Un dimanche soir d’hiver, ils étaient comme chaque dimanche soir d’hiver dans le restaurant chinois La Muraille du Phénix, rue Saint Jacques. Plutôt que l’habituel Poulet croustillant du chef, ils commandèrent un énorme lézard, qui arriva enrobé d’une sauce semblable à celle du canard laqué. Alors qu’ils s’apprêtaient à le découper, le lézard néanmoins s’enfuit, semant la panique parmi les convives, puis dehors dans la rue (car la porte, malgré l’hiver, était restée ouverte) où plusieurs voitures klaxonnèrent et manquèrent le carambolage. Il prit la rue Royer-Collard et se réfugia dans le Jardin du Luxembourg, qui était alors fermé au public, ce qui lui permit de s’y déplacer et d’y faire retomber son angoisse. Un parlementaire de droite, connu pour son excentricité, était présent ce soir-là au Sénat pour recevoir un pot-de-vin et, voyant l’animal à sa fenêtre, en tomba amoureux.

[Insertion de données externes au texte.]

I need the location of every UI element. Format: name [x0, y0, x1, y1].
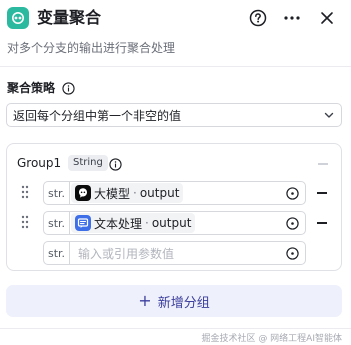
reference-source: 文本处理 [94, 216, 143, 231]
text-process-icon [75, 215, 91, 231]
reference-picker-icon[interactable] [286, 247, 299, 260]
remove-variable-icon[interactable] [317, 222, 327, 224]
drag-handle-icon[interactable] [21, 185, 29, 199]
group-card: Group1 String str. 大模型 · output str. 文本处… [6, 143, 342, 271]
reference-picker-icon[interactable] [286, 187, 299, 200]
reference-chip[interactable]: 大模型 · output [71, 183, 184, 203]
variable-input[interactable]: str. 输入或引用参数值 [43, 241, 306, 265]
panel-header: 变量聚合 [0, 0, 351, 36]
more-button[interactable] [281, 7, 303, 29]
header-divider [0, 66, 351, 67]
strategy-label-text: 聚合策略 [7, 81, 56, 95]
group-name[interactable]: Group1 [17, 155, 61, 171]
strategy-label: 聚合策略 [7, 79, 75, 97]
variable-input-placeholder: 输入或引用参数值 [78, 246, 175, 261]
reference-source: 大模型 [94, 186, 131, 201]
remove-variable-icon[interactable] [317, 192, 327, 194]
close-button[interactable] [316, 7, 338, 29]
variable-field[interactable]: str. 文本处理 · output [43, 211, 306, 235]
remove-group-icon [318, 163, 328, 165]
type-prefix: str. [44, 212, 70, 234]
help-icon [249, 9, 267, 27]
variable-row: str. 文本处理 · output [7, 211, 341, 235]
strategy-select[interactable]: 返回每个分组中第一个非空的值 [6, 103, 342, 127]
help-button[interactable] [247, 7, 269, 29]
chevron-down-icon [324, 112, 334, 118]
variable-field[interactable]: str. 大模型 · output [43, 181, 306, 205]
node-title[interactable]: 变量聚合 [37, 7, 101, 29]
type-prefix: str. [44, 242, 70, 264]
reference-picker-icon[interactable] [286, 217, 299, 230]
footer-divider [0, 328, 351, 329]
reference-separator: · [133, 186, 137, 200]
group-type-badge: String [68, 155, 108, 171]
type-prefix: str. [44, 182, 70, 204]
llm-icon [75, 185, 91, 201]
aggregate-icon [7, 7, 29, 29]
group-info-icon[interactable] [109, 156, 122, 175]
close-icon [321, 12, 333, 24]
variable-row-empty: str. 输入或引用参数值 [7, 241, 341, 265]
reference-field: output [151, 216, 192, 230]
plus-icon: + [138, 291, 152, 310]
reference-separator: · [145, 216, 149, 230]
variable-row: str. 大模型 · output [7, 181, 341, 205]
strategy-select-value: 返回每个分组中第一个非空的值 [13, 108, 182, 123]
variable-aggregate-panel: 变量聚合 对多个分支的输出进行聚合处理 聚合策略 返回每个分组中第一个非空的值 … [0, 0, 351, 345]
node-description: 对多个分支的输出进行聚合处理 [7, 41, 176, 55]
drag-handle-icon[interactable] [21, 215, 29, 229]
info-icon[interactable] [61, 81, 75, 95]
add-group-label: 新增分组 [157, 295, 210, 311]
reference-field: output [139, 186, 180, 200]
more-icon [284, 16, 300, 20]
reference-chip[interactable]: 文本处理 · output [71, 213, 196, 233]
add-group-button[interactable]: + 新增分组 [6, 285, 342, 317]
watermark: 掘金技术社区 @ 网络工程AI智能体 [201, 334, 342, 344]
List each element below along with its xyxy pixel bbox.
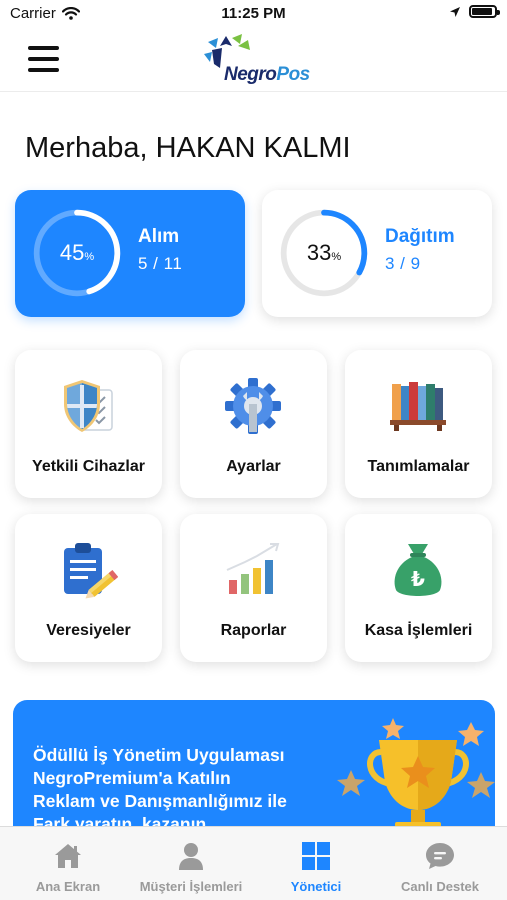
progress-number: 45 <box>59 240 85 265</box>
progress-unit: % <box>331 251 342 263</box>
progress-value: 45% <box>29 205 125 301</box>
status-time: 11:25 PM <box>221 5 286 22</box>
gear-wrench-icon <box>225 378 281 434</box>
promo-text: Ödüllü İş Yönetim Uygulaması NegroPremiu… <box>33 744 287 836</box>
trophy-icon <box>337 718 495 836</box>
menu-icon-bar <box>28 68 59 72</box>
app-logo: NegroPos <box>200 34 310 90</box>
progress-value: 33% <box>276 205 372 301</box>
tab-label: Müşteri İşlemleri <box>139 879 243 894</box>
status-bar: Carrier 11:25 PM <box>0 0 507 28</box>
progress-unit: % <box>84 251 95 263</box>
promo-banner[interactable]: Ödüllü İş Yönetim Uygulaması NegroPremiu… <box>13 700 495 840</box>
tab-label: Yönetici <box>290 879 342 894</box>
greeting-title: Merhaba, HAKAN KALMI <box>25 132 351 164</box>
home-icon <box>55 844 81 868</box>
menu-button[interactable] <box>28 46 59 72</box>
clipboard-pencil-icon <box>64 543 118 599</box>
tile-label: Veresiyeler <box>46 622 131 639</box>
progress-number: 33 <box>306 240 332 265</box>
svg-text:₺: ₺ <box>411 567 425 591</box>
battery-icon <box>469 5 500 18</box>
bottom-tab-bar: Ana Ekran Müşteri İşlemleri Yönetici Can… <box>0 826 507 900</box>
tab-label: Ana Ekran <box>35 879 101 894</box>
tab-label: Canlı Destek <box>400 879 480 894</box>
tab-musteri-islemleri[interactable]: Müşteri İşlemleri <box>128 827 254 900</box>
logo-brand-negro: Negro <box>224 64 277 85</box>
menu-tile-tanimlamalar[interactable]: Tanımlamalar <box>345 350 492 498</box>
bar-chart-icon <box>226 543 280 594</box>
stat-label: Alım <box>138 226 180 247</box>
tile-label: Raporlar <box>220 622 287 639</box>
menu-icon-bar <box>28 57 59 61</box>
tab-canli-destek[interactable]: Canlı Destek <box>377 827 503 900</box>
logo-brand-pos: Pos <box>276 64 310 85</box>
grid-icon <box>302 842 330 870</box>
tile-label: Tanımlamalar <box>367 458 470 475</box>
tab-yonetici[interactable]: Yönetici <box>253 827 379 900</box>
stat-card-alim[interactable]: 45% Alım 5 / 11 <box>15 190 245 317</box>
stat-count: 3 / 9 <box>385 254 421 273</box>
app-header: NegroPos <box>0 28 507 92</box>
menu-tile-yetkili-cihazlar[interactable]: Yetkili Cihazlar <box>15 350 162 498</box>
menu-tile-raporlar[interactable]: Raporlar <box>180 514 327 662</box>
stat-card-dagitim[interactable]: 33% Dağıtım 3 / 9 <box>262 190 492 317</box>
money-bag-icon: ₺ <box>394 544 442 596</box>
tile-label: Yetkili Cihazlar <box>32 458 145 475</box>
stat-label: Dağıtım <box>385 226 455 247</box>
menu-tile-veresiyeler[interactable]: Veresiyeler <box>15 514 162 662</box>
status-right <box>449 5 500 18</box>
bookshelf-icon <box>390 382 446 431</box>
location-arrow-icon <box>450 6 460 17</box>
menu-tile-ayarlar[interactable]: Ayarlar <box>180 350 327 498</box>
tab-ana-ekran[interactable]: Ana Ekran <box>5 827 131 900</box>
person-icon <box>179 843 203 870</box>
tile-label: Ayarlar <box>226 458 281 475</box>
menu-tile-kasa-islemleri[interactable]: ₺ Kasa İşlemleri <box>345 514 492 662</box>
tile-label: Kasa İşlemleri <box>364 622 473 639</box>
promo-line: Reklam ve Danışmanlığımız ile <box>33 791 287 811</box>
chat-bubble-icon <box>426 843 454 869</box>
stat-count: 5 / 11 <box>138 254 183 273</box>
promo-line: Ödüllü İş Yönetim Uygulaması <box>33 745 285 765</box>
shield-checklist-icon <box>64 380 113 432</box>
logo-text: NegroPos <box>224 64 310 86</box>
menu-icon-bar <box>28 46 59 50</box>
promo-line: NegroPremium'a Katılın <box>33 768 231 788</box>
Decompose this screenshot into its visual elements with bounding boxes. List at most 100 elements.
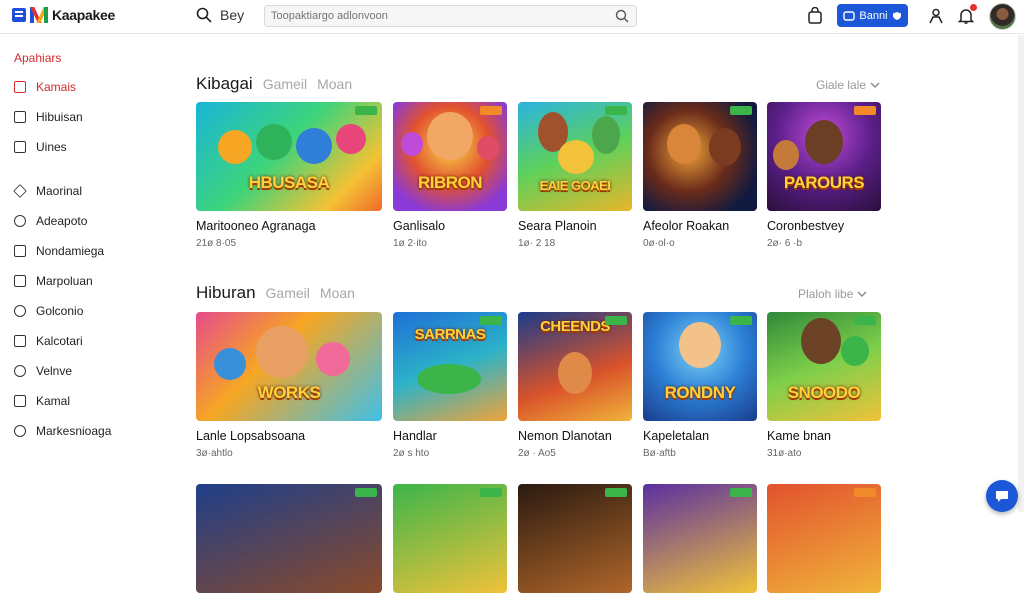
- game-thumbnail: [767, 484, 881, 593]
- game-card[interactable]: EAIE GOAEI Seara Planoin 1ø· 2 18: [518, 102, 632, 249]
- sidebar-item-label: Maorinal: [36, 184, 83, 198]
- game-meta: 1ø 2·ito: [393, 238, 427, 249]
- section-title: Hiburan: [196, 283, 256, 302]
- game-logo-text: EAIE GOAEI: [539, 178, 611, 193]
- game-card[interactable]: HBUSASA Maritooneo Agranaga 21ø 8·05: [196, 102, 382, 249]
- sidebar-item-maorinal[interactable]: Maorinal: [13, 182, 83, 200]
- chat-bubble-icon: [996, 491, 1008, 502]
- sidebar-item-label: Adeapoto: [36, 214, 88, 228]
- tag-icon: [13, 184, 27, 198]
- game-title: Kame bnan: [767, 429, 831, 443]
- search-toggle[interactable]: Bey: [196, 7, 244, 23]
- sidebar-item-kamal[interactable]: Kamal: [14, 392, 70, 410]
- game-badge: [605, 488, 627, 497]
- game-thumbnail: SARRNAS: [393, 312, 507, 421]
- chat-icon: [14, 335, 26, 347]
- game-card[interactable]: [393, 484, 507, 593]
- game-thumbnail: [518, 484, 632, 593]
- game-badge: [605, 106, 627, 115]
- game-logo-text: HBUSASA: [248, 173, 330, 192]
- game-card[interactable]: [643, 484, 757, 593]
- game-thumbnail: HBUSASA: [196, 102, 382, 211]
- game-badge: [730, 488, 752, 497]
- game-card[interactable]: CHEENDS Nemon Dlanotan 2ø · Ao5: [518, 312, 632, 459]
- section-tab[interactable]: Moan: [320, 285, 355, 301]
- game-thumbnail: WORKS: [196, 312, 382, 421]
- sidebar-item-uines[interactable]: Uines: [14, 138, 67, 156]
- game-card[interactable]: [767, 484, 881, 593]
- scrollbar[interactable]: [1018, 35, 1024, 512]
- game-card[interactable]: [196, 484, 382, 593]
- sidebar-item-velnve[interactable]: Velnve: [14, 362, 72, 380]
- brand-name: Kaapakee: [52, 7, 115, 23]
- game-title: Seara Planoin: [518, 219, 597, 233]
- game-thumbnail: RIBRON: [393, 102, 507, 211]
- game-card[interactable]: SNOODO Kame bnan 31ø·ato: [767, 312, 881, 459]
- image-icon: [14, 275, 26, 287]
- section-tab[interactable]: Gameil: [263, 76, 307, 92]
- game-card[interactable]: SARRNAS Handlar 2ø s hto: [393, 312, 507, 459]
- sidebar-item-nondamiega[interactable]: Nondamiega: [14, 242, 104, 260]
- game-card[interactable]: PAROURS Coronbestvey 2ø· 6 ·b: [767, 102, 881, 249]
- search-submit-icon[interactable]: [614, 8, 630, 24]
- sidebar-item-label: Golconio: [36, 304, 84, 318]
- clock-icon: [14, 215, 26, 227]
- section-tab[interactable]: Moan: [317, 76, 352, 92]
- game-card[interactable]: Afeolor Roakan 0ø·ol·o: [643, 102, 757, 249]
- game-thumbnail: SNOODO: [767, 312, 881, 421]
- game-meta: 2ø s hto: [393, 448, 430, 459]
- game-meta: 0ø·ol·o: [643, 238, 675, 249]
- sidebar-item-golconio[interactable]: Golconio: [14, 302, 83, 320]
- sidebar-item-label: Kalcotari: [36, 334, 83, 348]
- game-card[interactable]: [518, 484, 632, 593]
- bag-icon[interactable]: [806, 7, 824, 25]
- top-bar: Kaapakee Bey Banni: [0, 0, 1024, 34]
- app-logo[interactable]: Kaapakee: [12, 7, 115, 23]
- shield-icon: [892, 11, 901, 20]
- sidebar-item-kamais[interactable]: Kamais: [14, 78, 76, 96]
- sidebar-item-kalcotari[interactable]: Kalcotari: [14, 332, 83, 350]
- game-thumbnail: PAROURS: [767, 102, 881, 211]
- sidebar-item-markesnioaga[interactable]: Markesnioaga: [14, 422, 111, 440]
- game-meta: 21ø 8·05: [196, 238, 237, 249]
- sidebar-item-label: Uines: [36, 140, 67, 154]
- search-input[interactable]: [265, 6, 595, 26]
- promo-button[interactable]: Banni: [837, 4, 908, 27]
- sidebar-item-hibuisan[interactable]: Hibuisan: [14, 108, 83, 126]
- game-card[interactable]: RONDNY Kapeletalan Bø·aftb: [643, 312, 757, 459]
- ticket-icon: [843, 10, 856, 21]
- see-all-link[interactable]: Giale lale: [816, 78, 880, 92]
- promo-button-label: Banni: [859, 9, 888, 22]
- sidebar-item-adeapoto[interactable]: Adeapoto: [14, 212, 87, 230]
- game-logo-text: SARRNAS: [414, 326, 486, 343]
- square-icon: [14, 111, 26, 123]
- brand-m-icon: [30, 7, 48, 23]
- chat-fab-button[interactable]: [986, 480, 1018, 512]
- sidebar-item-label: Nondamiega: [36, 244, 105, 258]
- sidebar-item-label: Kamal: [36, 394, 71, 408]
- avatar[interactable]: [989, 3, 1016, 30]
- sidebar-title: Apahiars: [14, 51, 62, 65]
- sidebar-item-label: Hibuisan: [36, 110, 83, 124]
- game-thumbnail: [393, 484, 507, 593]
- chevron-down-icon: [870, 82, 880, 88]
- game-title: Ganlisalo: [393, 219, 446, 233]
- game-badge: [854, 488, 876, 497]
- see-all-link[interactable]: Plaloh libe: [798, 287, 867, 301]
- game-logo-text: RIBRON: [417, 173, 483, 192]
- game-meta: 3ø·ahtlo: [196, 448, 233, 459]
- game-meta: 1ø· 2 18: [518, 238, 556, 249]
- search-bar: [264, 5, 637, 27]
- see-all-label: Giale lale: [816, 78, 867, 92]
- game-card[interactable]: WORKS Lanle Lopsabsoana 3ø·ahtlo: [196, 312, 382, 459]
- user-icon[interactable]: [927, 7, 945, 25]
- sidebar-item-marpoluan[interactable]: Marpoluan: [14, 272, 93, 290]
- game-badge: [480, 106, 502, 115]
- game-thumbnail: [643, 484, 757, 593]
- search-label: Bey: [220, 7, 245, 23]
- game-title: Handlar: [393, 429, 437, 443]
- section-tab[interactable]: Gameil: [266, 285, 310, 301]
- sidebar-item-label: Marpoluan: [36, 274, 93, 288]
- info-icon: [14, 425, 26, 437]
- game-card[interactable]: RIBRON Ganlisalo 1ø 2·ito: [393, 102, 507, 249]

Il le recueillit, le nourrit et lui fit un nid dans un coin caché de son bureau, où il mettait autrefois ses maîtresses. Le lézard un jour s’enfuit et sema une nouvelle fois la panique, si fort qu’on crut que l’animal était en quelque sorte piégé, et que ce pouvait être un acte terroriste. Le Sénat fut évacué et on fit venir les unités anti-terroristes, qui finirent par abattre l’animal qui faisait un somme dans le cabinet Voltaire.